Force a uniform namespace with the namespace= argument on pydantic_ai_tools_to_catalog:

catalog = load_pydantic_ai_catalog(all_tools, namespace="my_agent")

Troubleshooting

Q: CatalogError: Pydantic AI tool definition is missing a non-empty 'name' field — Your tool object exposes name only at class level without a working model_dump(). Either pass a live Tool(...) instance (which has a populated __init__) or convert from a dict via pydantic_ai_tool_to_selectable({...}).
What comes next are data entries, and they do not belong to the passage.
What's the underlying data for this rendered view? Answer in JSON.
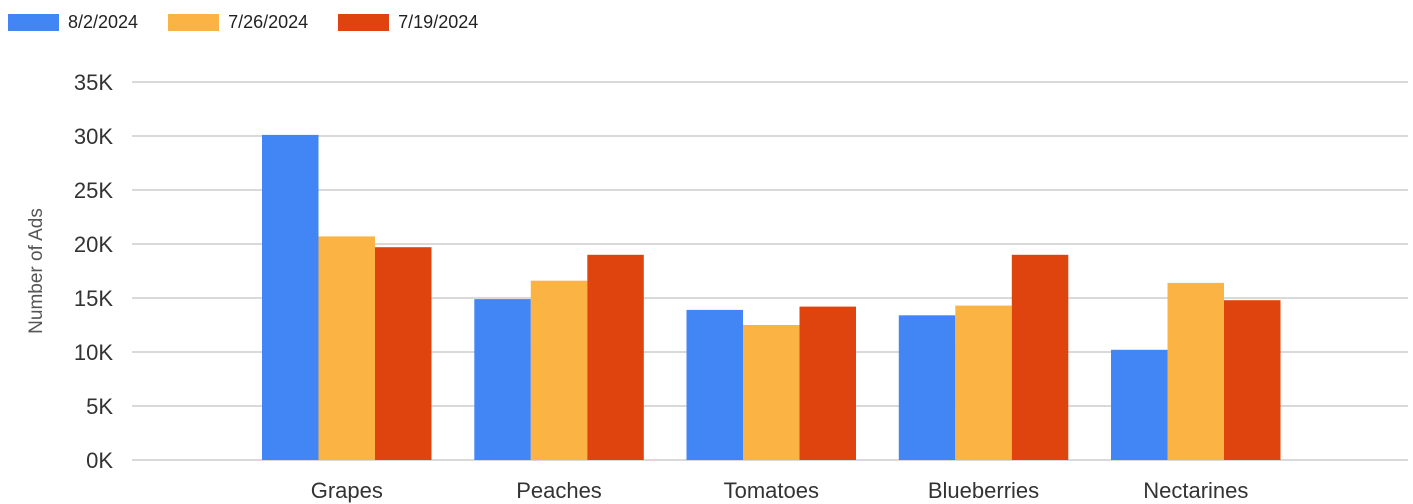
{
  "chart_data": {
    "type": "bar",
    "title": "",
    "xlabel": "",
    "ylabel": "Number of Ads",
    "ylim": [
      0,
      35000
    ],
    "y_ticks": [
      {
        "value": 0,
        "label": "0K"
      },
      {
        "value": 5000,
        "label": "5K"
      },
      {
        "value": 10000,
        "label": "10K"
      },
      {
        "value": 15000,
        "label": "15K"
      },
      {
        "value": 20000,
        "label": "20K"
      },
      {
        "value": 25000,
        "label": "25K"
      },
      {
        "value": 30000,
        "label": "30K"
      },
      {
        "value": 35000,
        "label": "35K"
      }
    ],
    "grid": true,
    "legend_position": "top-left",
    "categories": [
      "Grapes",
      "Peaches",
      "Tomatoes",
      "Blueberries",
      "Nectarines"
    ],
    "series": [
      {
        "name": "8/2/2024",
        "color": "#4285f4",
        "values": [
          30100,
          14900,
          13900,
          13400,
          10200
        ]
      },
      {
        "name": "7/26/2024",
        "color": "#fbb443",
        "values": [
          20700,
          16600,
          12500,
          14300,
          16400
        ]
      },
      {
        "name": "7/19/2024",
        "color": "#e0440e",
        "values": [
          19700,
          19000,
          14200,
          19000,
          14800
        ]
      }
    ]
  }
}
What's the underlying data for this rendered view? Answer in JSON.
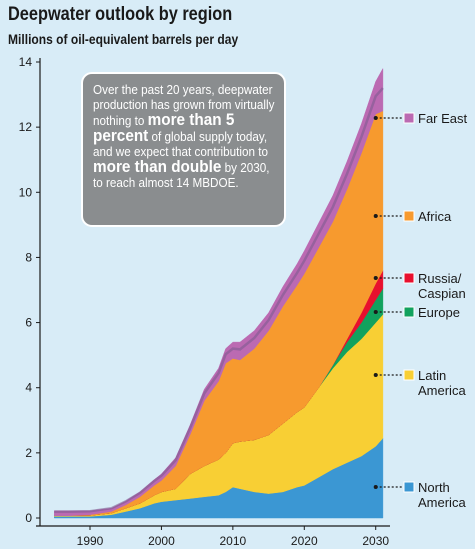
{
  "title": "Deepwater outlook by region",
  "subtitle": "Millions of oil-equivalent barrels per day",
  "callout": {
    "t1": "Over the past 20 years, deepwater production has grown from virtually nothing to ",
    "b1": "more than 5 percent",
    "t2": " of global supply today, and we expect that contribution to ",
    "b2": "more than double",
    "t3": " by 2030, to reach almost 14 MBDOE."
  },
  "colors": {
    "north_america": "#3b97d3",
    "latin_america": "#f8cf34",
    "europe": "#12a25e",
    "russia_caspian": "#e8102e",
    "africa": "#f79a2e",
    "far_east": "#bb6ab2",
    "far_east_edge": "#7a5a8e",
    "background": "#d8ecf7"
  },
  "chart_data": {
    "type": "area",
    "stacked": true,
    "x": [
      1985,
      1987,
      1990,
      1993,
      1995,
      1997,
      1999,
      2000,
      2002,
      2004,
      2006,
      2008,
      2009,
      2010,
      2011,
      2013,
      2015,
      2017,
      2019,
      2020,
      2022,
      2024,
      2026,
      2028,
      2030,
      2031
    ],
    "xticks": [
      1990,
      2000,
      2010,
      2020,
      2030
    ],
    "xlim": [
      1983,
      2032
    ],
    "yticks": [
      0,
      2,
      4,
      6,
      8,
      10,
      12,
      14
    ],
    "ylim": [
      0,
      14
    ],
    "series": [
      {
        "name": "North America",
        "legend": "North America",
        "color": "#3b97d3",
        "values": [
          0.05,
          0.05,
          0.05,
          0.1,
          0.2,
          0.3,
          0.45,
          0.5,
          0.55,
          0.6,
          0.65,
          0.7,
          0.8,
          0.95,
          0.9,
          0.8,
          0.75,
          0.8,
          0.95,
          1.0,
          1.25,
          1.5,
          1.7,
          1.9,
          2.2,
          2.45
        ]
      },
      {
        "name": "Latin America",
        "legend": "Latin America",
        "color": "#f8cf34",
        "values": [
          0.02,
          0.02,
          0.03,
          0.05,
          0.1,
          0.15,
          0.25,
          0.3,
          0.35,
          0.75,
          0.95,
          1.1,
          1.2,
          1.35,
          1.45,
          1.6,
          1.8,
          2.1,
          2.3,
          2.4,
          2.75,
          3.1,
          3.4,
          3.6,
          3.8,
          3.8
        ]
      },
      {
        "name": "Europe",
        "legend": "Europe",
        "color": "#12a25e",
        "values": [
          0,
          0,
          0,
          0,
          0,
          0,
          0,
          0,
          0,
          0,
          0,
          0,
          0,
          0,
          0,
          0,
          0,
          0,
          0,
          0,
          0,
          0.1,
          0.3,
          0.5,
          0.7,
          0.8
        ]
      },
      {
        "name": "Russia/Caspian",
        "legend": "Russia/ Caspian",
        "color": "#e8102e",
        "values": [
          0,
          0,
          0,
          0,
          0,
          0,
          0,
          0,
          0,
          0,
          0,
          0,
          0,
          0,
          0,
          0,
          0,
          0,
          0,
          0,
          0,
          0,
          0.1,
          0.3,
          0.5,
          0.55
        ]
      },
      {
        "name": "Africa",
        "legend": "Africa",
        "color": "#f79a2e",
        "values": [
          0,
          0,
          0.02,
          0.05,
          0.1,
          0.2,
          0.3,
          0.35,
          0.7,
          1.2,
          2.0,
          2.4,
          2.75,
          2.6,
          2.5,
          2.8,
          3.2,
          3.6,
          3.9,
          4.1,
          4.3,
          4.4,
          4.6,
          4.9,
          5.2,
          4.9
        ]
      },
      {
        "name": "Far East",
        "legend": "Far East",
        "color": "#bb6ab2",
        "values": [
          0.15,
          0.15,
          0.12,
          0.1,
          0.12,
          0.15,
          0.18,
          0.2,
          0.25,
          0.3,
          0.35,
          0.4,
          0.45,
          0.5,
          0.55,
          0.55,
          0.55,
          0.6,
          0.65,
          0.7,
          0.75,
          0.8,
          0.85,
          0.9,
          1.0,
          1.3
        ]
      }
    ],
    "legend_side": "right"
  }
}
Q: to_pydantic_ai_messages returned an empty list — The encoder filters out items without metadata["provider"] == "pydantic_ai". If you mixed items from other adapters into the list, they get skipped. Decode and re-encode in the same provider scope.

Q: Routing scores look low for all candidates — The router uses TF-IDF by default. Pydantic AI tool descriptions are typically the Google-style docstring's first sentence. For richer scoring, set richer descriptions on the Tool(...) constructor or enable the BM25 backend (Router(... scorer_backend="bm25")).